Kightlinger: No, not really. The schedule for Jackie Woodman started like a week after Lucky Louie, so it worked out pretty well.
TVGuide.com: HBO constantly runs the Lucky Louie clip of you slapping a ham and talking dirty to it. How do feel about that being used as a marketing tool?
Kightlinger: I think it’s kind of funny. I’m never noticed or recognized, but a week after that came out I was in a supermarket and a guy yells out, “Hey, you were spanking the meat!”
TVGuide.com: Sounds like you’ve got a fan. Did you re-enact the scene for him?
Kightlinger: No, I did not, but I was a bit embarrassed. He recognized me from the show, but the people around who didn’t must have thought something filthy was going on.
TVGuide.com: You were a writer and producer for Will & Grace. Do you ever miss it?

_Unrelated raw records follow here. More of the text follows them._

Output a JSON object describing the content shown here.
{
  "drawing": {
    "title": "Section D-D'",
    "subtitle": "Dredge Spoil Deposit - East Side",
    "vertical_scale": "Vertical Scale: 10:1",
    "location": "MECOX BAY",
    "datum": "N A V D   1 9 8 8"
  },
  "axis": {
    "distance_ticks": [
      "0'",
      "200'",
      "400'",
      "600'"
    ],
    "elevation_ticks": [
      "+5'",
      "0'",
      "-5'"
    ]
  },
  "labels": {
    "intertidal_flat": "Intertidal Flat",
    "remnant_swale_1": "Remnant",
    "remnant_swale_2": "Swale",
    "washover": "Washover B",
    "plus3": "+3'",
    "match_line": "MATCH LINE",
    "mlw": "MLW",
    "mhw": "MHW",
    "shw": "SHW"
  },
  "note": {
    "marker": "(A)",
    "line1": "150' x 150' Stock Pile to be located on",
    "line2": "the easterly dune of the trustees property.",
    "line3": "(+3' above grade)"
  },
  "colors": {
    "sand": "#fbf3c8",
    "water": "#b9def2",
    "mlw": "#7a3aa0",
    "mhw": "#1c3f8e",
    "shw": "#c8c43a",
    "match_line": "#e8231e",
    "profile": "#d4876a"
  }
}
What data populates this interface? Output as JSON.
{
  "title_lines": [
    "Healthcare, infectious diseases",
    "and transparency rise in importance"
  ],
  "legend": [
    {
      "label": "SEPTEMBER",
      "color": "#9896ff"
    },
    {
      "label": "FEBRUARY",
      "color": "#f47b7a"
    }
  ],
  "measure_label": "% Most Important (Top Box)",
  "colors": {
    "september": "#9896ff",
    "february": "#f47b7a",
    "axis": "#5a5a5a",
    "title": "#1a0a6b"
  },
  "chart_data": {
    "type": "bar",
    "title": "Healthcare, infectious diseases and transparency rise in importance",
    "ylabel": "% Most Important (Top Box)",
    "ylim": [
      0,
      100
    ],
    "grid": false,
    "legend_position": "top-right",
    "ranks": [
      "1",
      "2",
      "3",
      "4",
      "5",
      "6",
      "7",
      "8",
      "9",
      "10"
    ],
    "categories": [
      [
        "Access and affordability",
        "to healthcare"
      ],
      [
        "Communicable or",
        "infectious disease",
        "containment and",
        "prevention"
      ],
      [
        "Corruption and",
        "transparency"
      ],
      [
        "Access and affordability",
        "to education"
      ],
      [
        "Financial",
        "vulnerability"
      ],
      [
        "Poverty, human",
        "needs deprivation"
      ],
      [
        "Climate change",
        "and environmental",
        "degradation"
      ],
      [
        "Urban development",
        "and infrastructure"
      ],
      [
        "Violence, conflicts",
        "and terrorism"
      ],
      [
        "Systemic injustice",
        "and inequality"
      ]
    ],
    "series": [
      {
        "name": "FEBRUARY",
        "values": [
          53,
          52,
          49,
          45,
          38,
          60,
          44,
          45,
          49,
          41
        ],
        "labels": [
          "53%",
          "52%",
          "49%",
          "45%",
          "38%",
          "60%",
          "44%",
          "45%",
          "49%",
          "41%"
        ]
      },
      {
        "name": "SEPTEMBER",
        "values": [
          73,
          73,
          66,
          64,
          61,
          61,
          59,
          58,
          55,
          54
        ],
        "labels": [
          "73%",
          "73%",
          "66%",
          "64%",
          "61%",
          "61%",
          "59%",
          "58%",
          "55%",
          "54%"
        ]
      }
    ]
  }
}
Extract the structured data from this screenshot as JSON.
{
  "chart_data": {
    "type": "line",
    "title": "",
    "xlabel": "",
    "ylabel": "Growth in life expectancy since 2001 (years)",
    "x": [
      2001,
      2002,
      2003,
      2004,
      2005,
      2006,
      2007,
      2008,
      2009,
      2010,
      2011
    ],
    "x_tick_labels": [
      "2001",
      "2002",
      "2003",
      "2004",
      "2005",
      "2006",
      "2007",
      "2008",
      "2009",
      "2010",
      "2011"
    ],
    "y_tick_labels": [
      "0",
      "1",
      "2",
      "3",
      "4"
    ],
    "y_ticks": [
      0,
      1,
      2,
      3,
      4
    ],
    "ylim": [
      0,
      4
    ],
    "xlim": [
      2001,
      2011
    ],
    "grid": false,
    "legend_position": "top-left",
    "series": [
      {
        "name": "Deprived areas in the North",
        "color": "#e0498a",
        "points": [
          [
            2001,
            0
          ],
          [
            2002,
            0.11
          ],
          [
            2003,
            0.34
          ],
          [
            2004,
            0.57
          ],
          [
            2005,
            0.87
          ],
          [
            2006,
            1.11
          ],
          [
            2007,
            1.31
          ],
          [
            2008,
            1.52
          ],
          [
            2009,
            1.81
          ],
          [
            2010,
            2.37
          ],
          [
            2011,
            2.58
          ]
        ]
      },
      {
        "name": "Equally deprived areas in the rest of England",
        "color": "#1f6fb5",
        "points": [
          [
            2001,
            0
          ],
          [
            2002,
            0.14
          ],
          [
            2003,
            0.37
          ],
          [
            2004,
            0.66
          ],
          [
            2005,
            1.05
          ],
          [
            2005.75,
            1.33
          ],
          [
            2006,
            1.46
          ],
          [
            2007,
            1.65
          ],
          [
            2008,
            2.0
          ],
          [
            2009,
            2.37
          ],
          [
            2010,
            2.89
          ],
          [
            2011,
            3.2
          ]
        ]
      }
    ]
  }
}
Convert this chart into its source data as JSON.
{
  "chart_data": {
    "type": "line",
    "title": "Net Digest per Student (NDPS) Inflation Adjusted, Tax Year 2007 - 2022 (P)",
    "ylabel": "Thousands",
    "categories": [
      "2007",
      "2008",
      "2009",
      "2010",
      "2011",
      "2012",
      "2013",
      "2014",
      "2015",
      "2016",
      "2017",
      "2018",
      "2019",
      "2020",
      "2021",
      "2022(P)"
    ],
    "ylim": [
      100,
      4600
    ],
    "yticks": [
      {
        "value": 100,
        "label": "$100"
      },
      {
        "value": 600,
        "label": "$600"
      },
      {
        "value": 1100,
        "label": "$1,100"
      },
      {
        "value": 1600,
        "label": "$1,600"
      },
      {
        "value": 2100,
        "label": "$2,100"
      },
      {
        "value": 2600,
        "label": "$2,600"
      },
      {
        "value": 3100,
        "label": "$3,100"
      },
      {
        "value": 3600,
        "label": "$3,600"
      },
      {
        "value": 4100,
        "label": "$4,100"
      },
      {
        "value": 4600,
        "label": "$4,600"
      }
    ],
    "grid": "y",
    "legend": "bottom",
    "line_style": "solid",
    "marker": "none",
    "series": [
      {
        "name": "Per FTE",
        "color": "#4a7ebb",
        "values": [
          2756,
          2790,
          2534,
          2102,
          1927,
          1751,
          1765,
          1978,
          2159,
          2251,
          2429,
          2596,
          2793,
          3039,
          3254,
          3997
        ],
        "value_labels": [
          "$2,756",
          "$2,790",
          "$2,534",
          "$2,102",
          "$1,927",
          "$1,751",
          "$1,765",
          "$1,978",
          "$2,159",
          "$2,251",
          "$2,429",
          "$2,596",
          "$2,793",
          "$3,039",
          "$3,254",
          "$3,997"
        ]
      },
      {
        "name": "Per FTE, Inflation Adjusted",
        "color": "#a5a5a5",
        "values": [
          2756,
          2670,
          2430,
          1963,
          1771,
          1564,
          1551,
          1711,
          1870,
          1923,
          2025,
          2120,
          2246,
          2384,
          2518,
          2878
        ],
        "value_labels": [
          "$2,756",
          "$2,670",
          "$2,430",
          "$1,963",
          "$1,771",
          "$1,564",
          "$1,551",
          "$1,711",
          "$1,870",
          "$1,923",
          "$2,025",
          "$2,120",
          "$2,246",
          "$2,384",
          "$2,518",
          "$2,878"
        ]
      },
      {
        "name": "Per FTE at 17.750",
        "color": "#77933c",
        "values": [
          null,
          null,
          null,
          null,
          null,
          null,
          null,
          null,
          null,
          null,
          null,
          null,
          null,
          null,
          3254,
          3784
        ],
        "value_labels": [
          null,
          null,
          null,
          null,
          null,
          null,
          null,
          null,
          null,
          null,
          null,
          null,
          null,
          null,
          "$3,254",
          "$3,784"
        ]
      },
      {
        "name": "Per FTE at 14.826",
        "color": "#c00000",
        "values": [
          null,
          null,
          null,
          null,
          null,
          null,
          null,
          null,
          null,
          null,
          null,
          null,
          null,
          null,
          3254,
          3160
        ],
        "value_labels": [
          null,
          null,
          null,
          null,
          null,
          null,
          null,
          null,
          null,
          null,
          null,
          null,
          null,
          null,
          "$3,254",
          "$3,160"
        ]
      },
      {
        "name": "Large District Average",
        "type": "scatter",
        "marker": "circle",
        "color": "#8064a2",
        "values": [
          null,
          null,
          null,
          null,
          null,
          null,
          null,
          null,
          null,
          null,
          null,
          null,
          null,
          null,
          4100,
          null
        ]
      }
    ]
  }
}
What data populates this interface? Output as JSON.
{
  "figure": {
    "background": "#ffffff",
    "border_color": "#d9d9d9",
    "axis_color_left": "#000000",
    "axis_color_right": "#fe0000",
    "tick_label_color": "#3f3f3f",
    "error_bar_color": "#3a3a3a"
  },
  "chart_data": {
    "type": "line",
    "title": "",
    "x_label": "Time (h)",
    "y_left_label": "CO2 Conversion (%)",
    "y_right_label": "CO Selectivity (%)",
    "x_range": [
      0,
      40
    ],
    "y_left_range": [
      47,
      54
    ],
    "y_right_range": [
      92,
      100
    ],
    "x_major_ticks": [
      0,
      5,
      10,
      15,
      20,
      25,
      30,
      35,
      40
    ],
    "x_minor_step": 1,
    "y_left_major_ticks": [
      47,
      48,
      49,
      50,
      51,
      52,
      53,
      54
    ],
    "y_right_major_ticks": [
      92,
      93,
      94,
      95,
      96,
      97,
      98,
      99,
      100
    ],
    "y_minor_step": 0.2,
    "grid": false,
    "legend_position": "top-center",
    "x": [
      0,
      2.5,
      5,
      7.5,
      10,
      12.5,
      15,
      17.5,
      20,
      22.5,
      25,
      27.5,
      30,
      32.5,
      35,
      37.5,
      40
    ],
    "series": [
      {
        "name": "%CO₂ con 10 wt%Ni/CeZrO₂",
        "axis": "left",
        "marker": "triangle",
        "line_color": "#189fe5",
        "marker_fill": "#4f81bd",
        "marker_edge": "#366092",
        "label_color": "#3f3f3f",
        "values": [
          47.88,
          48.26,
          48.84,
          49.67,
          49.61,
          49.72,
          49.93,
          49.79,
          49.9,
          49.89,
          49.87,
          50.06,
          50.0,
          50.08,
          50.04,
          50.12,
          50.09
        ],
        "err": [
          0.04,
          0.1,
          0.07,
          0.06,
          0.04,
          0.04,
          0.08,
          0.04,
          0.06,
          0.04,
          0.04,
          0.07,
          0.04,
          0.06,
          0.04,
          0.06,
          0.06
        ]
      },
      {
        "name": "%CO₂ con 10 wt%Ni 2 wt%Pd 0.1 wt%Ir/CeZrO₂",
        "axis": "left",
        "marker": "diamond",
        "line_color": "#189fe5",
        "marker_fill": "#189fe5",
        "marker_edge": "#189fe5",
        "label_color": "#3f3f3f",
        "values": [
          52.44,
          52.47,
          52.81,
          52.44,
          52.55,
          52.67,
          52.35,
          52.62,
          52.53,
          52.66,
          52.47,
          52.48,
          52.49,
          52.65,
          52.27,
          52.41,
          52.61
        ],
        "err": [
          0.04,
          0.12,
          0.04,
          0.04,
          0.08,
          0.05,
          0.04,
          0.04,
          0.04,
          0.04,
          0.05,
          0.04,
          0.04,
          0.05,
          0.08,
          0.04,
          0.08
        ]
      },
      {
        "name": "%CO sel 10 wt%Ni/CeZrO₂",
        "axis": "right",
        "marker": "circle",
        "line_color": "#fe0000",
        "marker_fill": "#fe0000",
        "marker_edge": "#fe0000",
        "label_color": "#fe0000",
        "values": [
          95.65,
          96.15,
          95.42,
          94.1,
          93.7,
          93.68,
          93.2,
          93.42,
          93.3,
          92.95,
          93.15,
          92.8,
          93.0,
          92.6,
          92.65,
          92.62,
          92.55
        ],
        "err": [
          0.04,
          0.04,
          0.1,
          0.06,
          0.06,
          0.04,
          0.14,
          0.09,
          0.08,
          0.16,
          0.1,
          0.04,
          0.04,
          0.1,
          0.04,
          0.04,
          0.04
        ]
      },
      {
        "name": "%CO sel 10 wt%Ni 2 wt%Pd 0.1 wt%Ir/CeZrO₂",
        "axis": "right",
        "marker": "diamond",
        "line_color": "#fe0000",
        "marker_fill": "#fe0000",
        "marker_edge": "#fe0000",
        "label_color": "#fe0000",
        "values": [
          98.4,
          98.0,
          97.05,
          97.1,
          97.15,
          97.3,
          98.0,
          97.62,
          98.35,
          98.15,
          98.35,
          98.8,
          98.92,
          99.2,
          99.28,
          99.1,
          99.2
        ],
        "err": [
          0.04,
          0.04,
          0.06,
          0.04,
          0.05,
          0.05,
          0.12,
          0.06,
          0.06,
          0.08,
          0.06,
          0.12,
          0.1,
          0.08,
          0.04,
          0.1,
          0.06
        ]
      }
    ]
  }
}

Kightlinger: I do miss it. It really was the best job I’ve ever had. It was also the longest job I’ve ever had — seven years. Every job I had up to that point I was fired from, so I was very thankful to be there.
TVGuide.com: What were some of your more interesting firings?
Kightlinger: Well, my very first job was at Ponderosa Steakhouse. I got fired from that, and all I had to do was take buns out of the oven and put them on a plate. But on all-you-can-eat nights, it just got too crazy trying to feed everybody.
T Guide.com: So you couldn’t put buns on plates fast enough?Kightlinger: I don’t know. I was just uncoordinated and it was more pressure than I could handle.
TVGuide.com: Were you ever fired from any show business jobs?
Kightlinger: I got fired from my first acting job. Roseanne and Tom [Arnold] were sweet enough to bring me out from New York to L.A. Tom had this new sitcom where I was to play his wife, and we had four kids and lived in a trailer. At the time, I was 23 and they had seen me do stand-up on Comedy Central. So the director gave me a lot of activities, because he was worried about me not being able to act and look like a mom of four. One of the things he asked me to do was check the roast, but I had never cooked before. In fact, I used to store my shoes in the oven in New York. So when he asked me to check the roast, I had no idea what to do. I said, “It looks good” and he yells, “Get a fork and check the roast!” So I got fired from that. Luckily, they were nice enough to give me a job writing for Roseanne after that.
TV Guide.com: Speaking of writing, your book Quick Shots of False Hope is being adapted for a feature film. I came across an interesting review from a Donna Croughen from Chapel Hill, North Carolina. She wrote, “Great book! A seminal work by a first-time author. Plus, I loved Laura in Mulholland Drive, but she needs to know that she doesn't have to take her shirt off if she wants to get movie parts.” Considering you weren’t in Mulholland Drive, what is your response to that evaluation?
Kightlinger: God bless Donna in Chapel Hill! She thinks I’m Laura Elena Harring. On a good day, I guess I can look like her. But I like the first part of Donna’s evaluation and I actually do have my shirt off whenever I’m writing. So it’s kind of the same thing.